Au fil des années, le Cần Vương décline et finit par s’éteindre, victime de la supériorité technologique des Européens, de sa propre absence d’unité, et d’un manque de réel projet politique. L’insurrection se limite en effet à défendre la légitimité du pouvoir impérial, alors même que les Nguyễn ne font plus l’unanimité, et que les Français parviennent progressivement à gagner le soutien du mandarinat. Le retrait des Chinois dès 1885, puis le rapprochement franco-chinois au moment de la guerre sino-japonaise de 1894, privent les insurgés de ravitaillement et de points de repli. La défection de la cour impériale, qui se range aux côtés des Français, achève d’enlever au mouvement Cần Vương toute perspective politique. Ce ralliement de la cour, qui souhaite maintenir coûte que coûte la dynastie, aboutit également sur le long terme à discréditer la monarchie confucéenne, en rompant le lien entre l’empereur — qui semble, aux yeux de la population, avoir perdu le mandat céleste — et la nation vietnamienne.

La dernière campagne militaire contre les insurgés vietnamiens a lieu en 1895-1896, après quoi les Français sont réellement maîtres du terrain.

Jusqu’en 1887, deux pouvoirs français coexistent dans la péninsule indochinoise : celui du gouverneur de la Cochinchine, subordonné au département des colonies et qui a par ailleurs autorité sur le protectorat du Cambodge, et celui du résident supérieur d’Annam-Tonkin, subordonné au ministère des Affaires étrangères. En outre, la Cochinchine, passée à un gouvernement civil en 1879, dispose depuis 1880 d’un Conseil colonial, élu par les Français vivant sur place — qui sont à l’époque environ deux mille colons, négociants, hommes d’affaires et fonctionnaires divers — et par un collège indigène restreint. Les porte-parole du Conseil colonial défendent l’autonomie budgétaire et douanière de la colonie, et font obstacle aux projets de centralisation. La nécessité de soumettre l’Indochine à l’autorité directe du gouvernement, indispensable pour arbitrer entre les intérêts, aboutit cependant à la naissance de l’Union indochinoise, créée par les décrets des 17 et 20 octobre 1887. Cette nouvelle entité, placée sous l’autorité d’un gouverneur général, est rattachée par un nouveau décret du 21 avril 1891 à l’administration des colonies, alors fief des « opportunistes »

Fin 1911, le renouveau de l’agitation politique en Indochine et les informations relatives à l’« hostilité sourde » des indigènes conduisent le gouvernement de Joseph Caillaux à nommer le député radical Albert Sarraut au poste de gouverneur général.

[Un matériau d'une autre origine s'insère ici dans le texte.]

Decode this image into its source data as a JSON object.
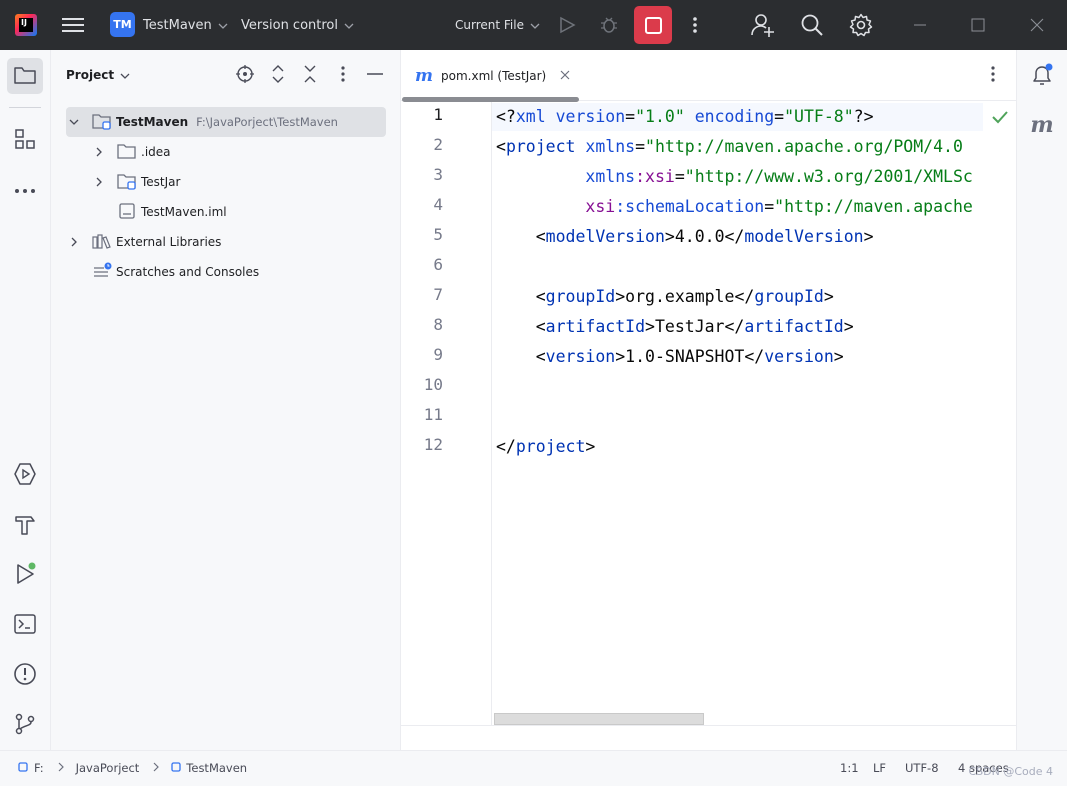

L’empereur Thành Thái monte sur le trône d’Annam en 1889, après la mort prématurée de Đồng Khánh. S’étant révélé une personnalité peu maniable, il est taxé de folie puis contraint en 1907 à l’abdication et à l’exil. Son fils Duy Tân, âgé de sept ans, lui succède. En 1916, Duy Tân, encore adolescent, s’échappe du palais impérial pour rejoindre les insurgés qui continuent de s’opposer aux Français. Capturé, il est contraint à l’exil comme son père. Avec l’assentiment des Français, les dignitaires de la cour choisissent alors pour lui succéder Khải Định, un fils de Đồng Khánh.

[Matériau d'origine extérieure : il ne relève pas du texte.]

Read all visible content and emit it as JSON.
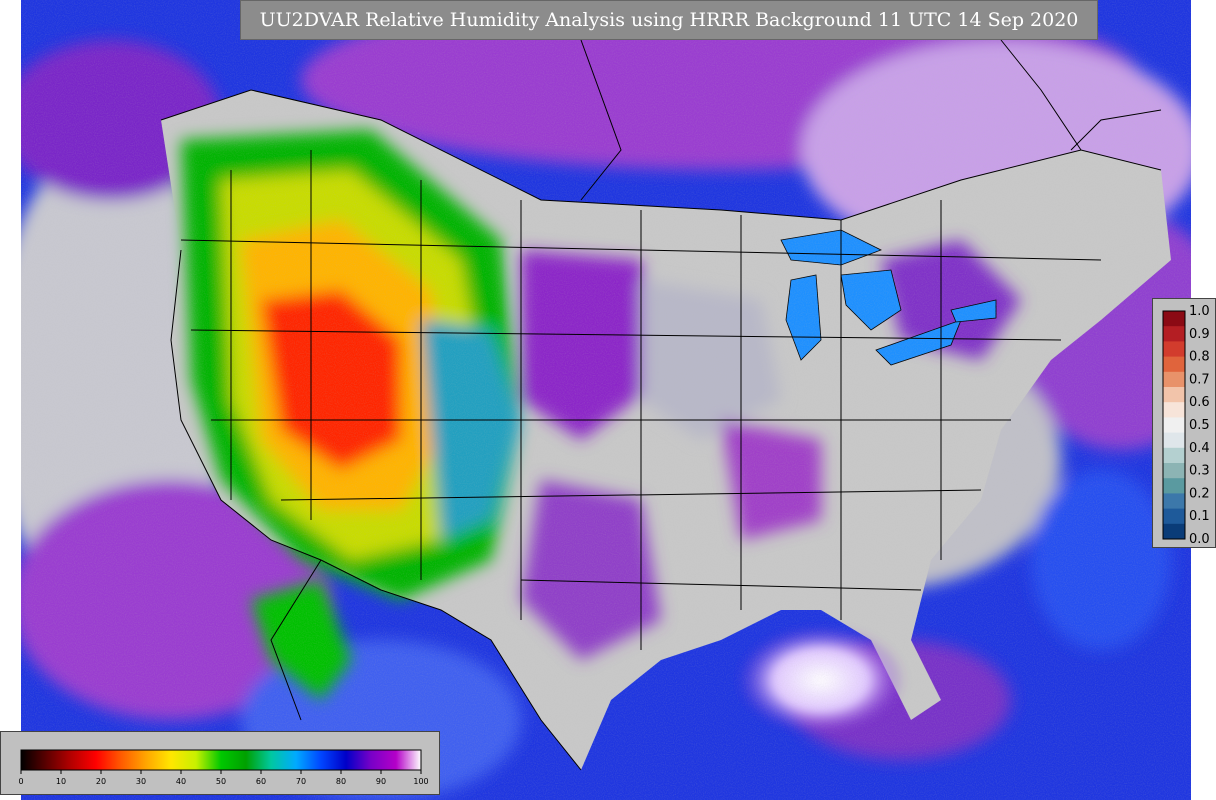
{
  "title": "UU2DVAR Relative Humidity Analysis using HRRR Background 11 UTC 14 Sep 2020",
  "humidity_colorbar": {
    "ticks": [
      "0",
      "10",
      "20",
      "30",
      "40",
      "50",
      "60",
      "70",
      "80",
      "90",
      "100"
    ],
    "colors": [
      "#000000",
      "#5a0000",
      "#b40000",
      "#ff0000",
      "#ff5a00",
      "#ffa500",
      "#ffe600",
      "#c8f000",
      "#00c800",
      "#00a000",
      "#00c8a0",
      "#00aaff",
      "#0046ff",
      "#0000c8",
      "#7800c8",
      "#b400c8",
      "#ffffff"
    ]
  },
  "obs_colorbar": {
    "ticks": [
      "1.0",
      "0.9",
      "0.8",
      "0.7",
      "0.6",
      "0.5",
      "0.4",
      "0.3",
      "0.2",
      "0.1",
      "0.0"
    ],
    "colors": [
      "#8b0a14",
      "#b41e23",
      "#d23c2d",
      "#e0643c",
      "#e8926a",
      "#f2c4aa",
      "#f7e4d9",
      "#f0f0f0",
      "#dfe6ea",
      "#b4d0d0",
      "#8cb4b4",
      "#5a9aa0",
      "#3c78aa",
      "#1e5a9a",
      "#0a3c78"
    ]
  },
  "colors": {
    "ocean": "#1e3cdc",
    "land_dry_core": "#ff1e00",
    "land_gray": "#c8c8c8",
    "border": "#000000"
  }
}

Parallèlement, les Français mettent progressivement sur pied un appareil militaire et sécuritaire garantissant leur mainmise sur l’Indochine. La police, la gendarmerie et la justice françaises implantent leurs services dans la colonie. Les tribunaux indigènes sont doublés par des tribunaux français ; à partir de 1896, des juridictions d’exception, les commissions criminelles, sont instituées pour juger les atteintes à la sécurité des protectorats. De nombreuses prisons sont créées, dont la plus célèbre est le bagne de Poulo Condor, ouvert dès 1862 et où sont détenus au fil des décennies de nombreux opposants à la colonisation.

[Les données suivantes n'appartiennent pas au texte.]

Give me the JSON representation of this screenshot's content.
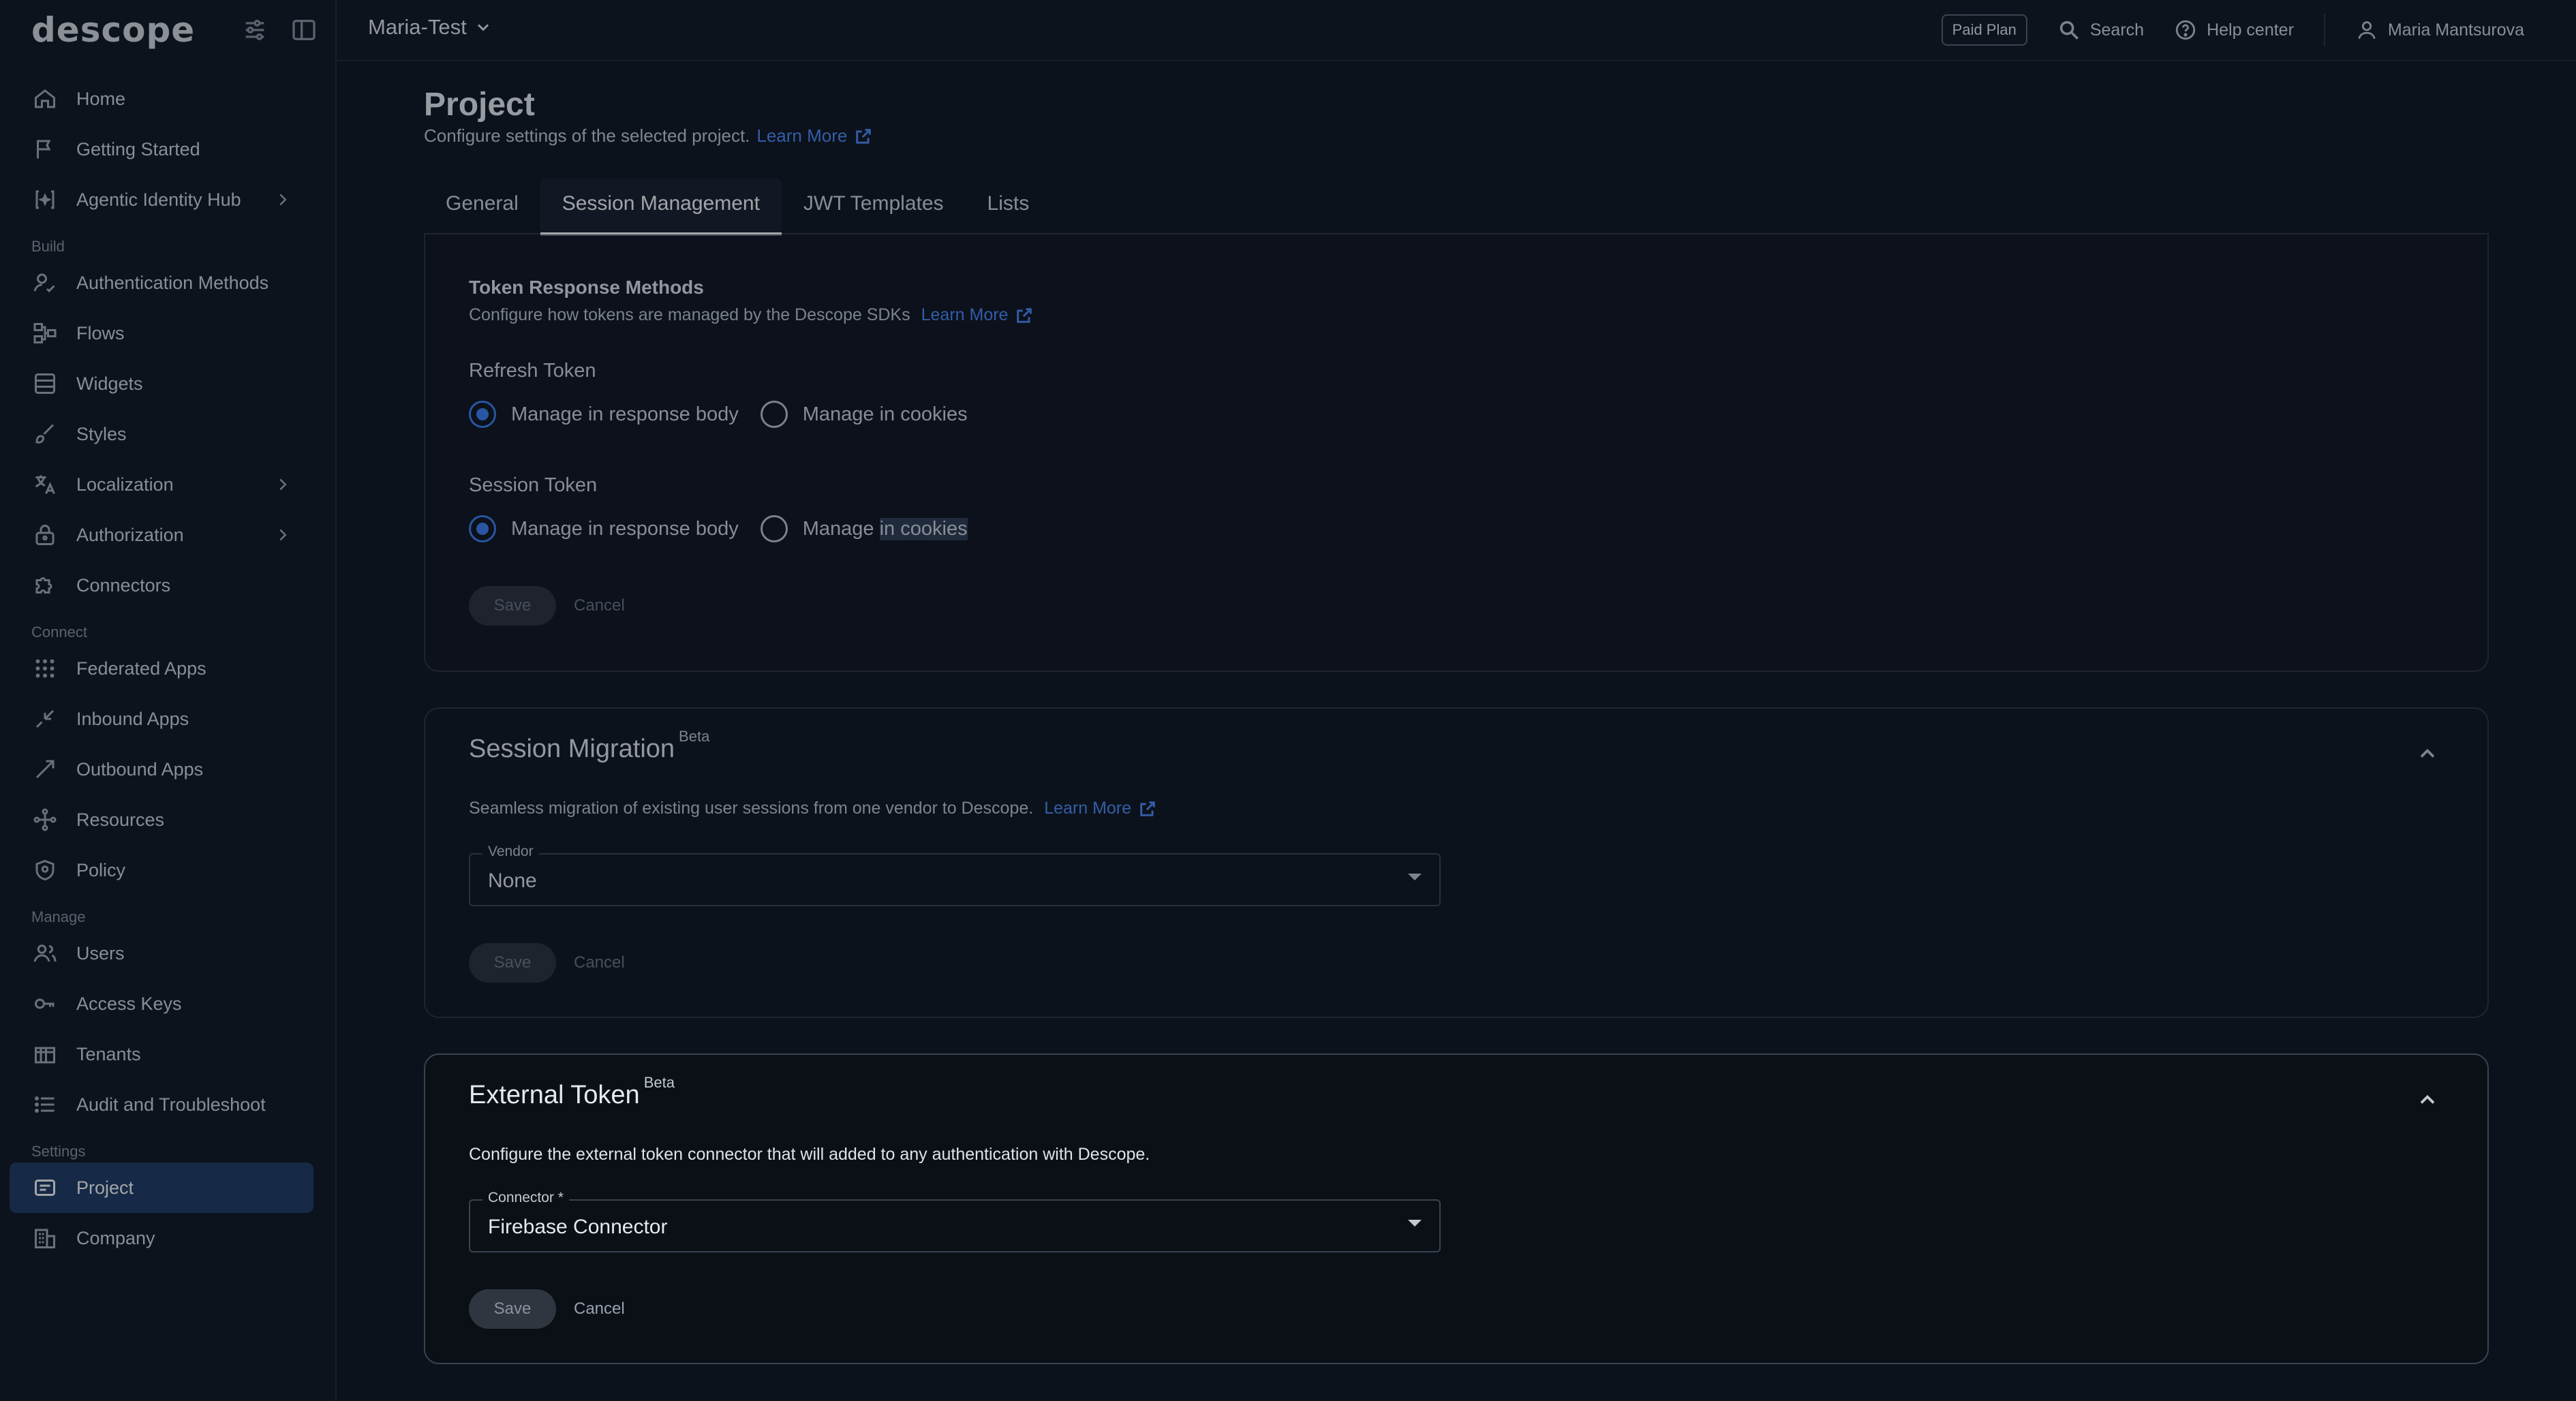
{
  "logo": "descope",
  "sidebar": {
    "top_items": [
      {
        "label": "Home",
        "icon": "home-icon"
      },
      {
        "label": "Getting Started",
        "icon": "flag-icon"
      },
      {
        "label": "Agentic Identity Hub",
        "icon": "agent-icon"
      }
    ],
    "build_label": "Build",
    "build_items": [
      {
        "label": "Authentication Methods",
        "icon": "auth-methods-icon"
      },
      {
        "label": "Flows",
        "icon": "flows-icon"
      },
      {
        "label": "Widgets",
        "icon": "widgets-icon"
      },
      {
        "label": "Styles",
        "icon": "brush-icon"
      },
      {
        "label": "Localization",
        "icon": "translate-icon"
      },
      {
        "label": "Authorization",
        "icon": "lock-icon"
      },
      {
        "label": "Connectors",
        "icon": "puzzle-icon"
      }
    ],
    "connect_label": "Connect",
    "connect_items": [
      {
        "label": "Federated Apps",
        "icon": "grid-icon"
      },
      {
        "label": "Inbound Apps",
        "icon": "inbound-icon"
      },
      {
        "label": "Outbound Apps",
        "icon": "outbound-icon"
      },
      {
        "label": "Resources",
        "icon": "resources-icon"
      },
      {
        "label": "Policy",
        "icon": "shield-icon"
      }
    ],
    "manage_label": "Manage",
    "manage_items": [
      {
        "label": "Users",
        "icon": "users-icon"
      },
      {
        "label": "Access Keys",
        "icon": "key-icon"
      },
      {
        "label": "Tenants",
        "icon": "tenants-icon"
      },
      {
        "label": "Audit and Troubleshoot",
        "icon": "list-icon"
      }
    ],
    "settings_label": "Settings",
    "settings_items": [
      {
        "label": "Project",
        "icon": "project-icon"
      },
      {
        "label": "Company",
        "icon": "company-icon"
      }
    ]
  },
  "topbar": {
    "project": "Maria-Test",
    "paid_plan": "Paid Plan",
    "search": "Search",
    "help": "Help center",
    "user": "Maria Mantsurova"
  },
  "page": {
    "title": "Project",
    "subtitle": "Configure settings of the selected project.",
    "learn_more": "Learn More",
    "tabs": [
      "General",
      "Session Management",
      "JWT Templates",
      "Lists"
    ]
  },
  "token_response": {
    "title": "Token Response Methods",
    "desc": "Configure how tokens are managed by the Descope SDKs",
    "learn_more": "Learn More",
    "refresh_label": "Refresh Token",
    "session_label": "Session Token",
    "opt_body": "Manage in response body",
    "opt_cookies_prefix": "Manage",
    "opt_cookies_suffix": "in cookies",
    "save": "Save",
    "cancel": "Cancel"
  },
  "session_migration": {
    "title": "Session Migration",
    "beta": "Beta",
    "desc": "Seamless migration of existing user sessions from one vendor to Descope.",
    "learn_more": "Learn More",
    "vendor_label": "Vendor",
    "vendor_value": "None",
    "save": "Save",
    "cancel": "Cancel"
  },
  "external_token": {
    "title": "External Token",
    "beta": "Beta",
    "desc": "Configure the external token connector that will added to any authentication with Descope.",
    "connector_label": "Connector *",
    "connector_value": "Firebase Connector",
    "save": "Save",
    "cancel": "Cancel"
  }
}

La brutalité des conditions de détention fut reconnue par les autorités coloniales. Le commandant Tisseyre, qui dirigea le bagne durant la Seconde Guerre mondiale, témoigne : « Il y avait 5 000 bagnards. On les laissait mourir (…). Le mois de mon arrivée, 172 décès ; c’étaient des locaux pour 25 ou 30 détenus ; j’en ai trouvé 110, 120, 130. Un médecin indochinois m’a raconté qu’il lui était arrivé de trouver un matin sept cadavres au bagne des politiques. »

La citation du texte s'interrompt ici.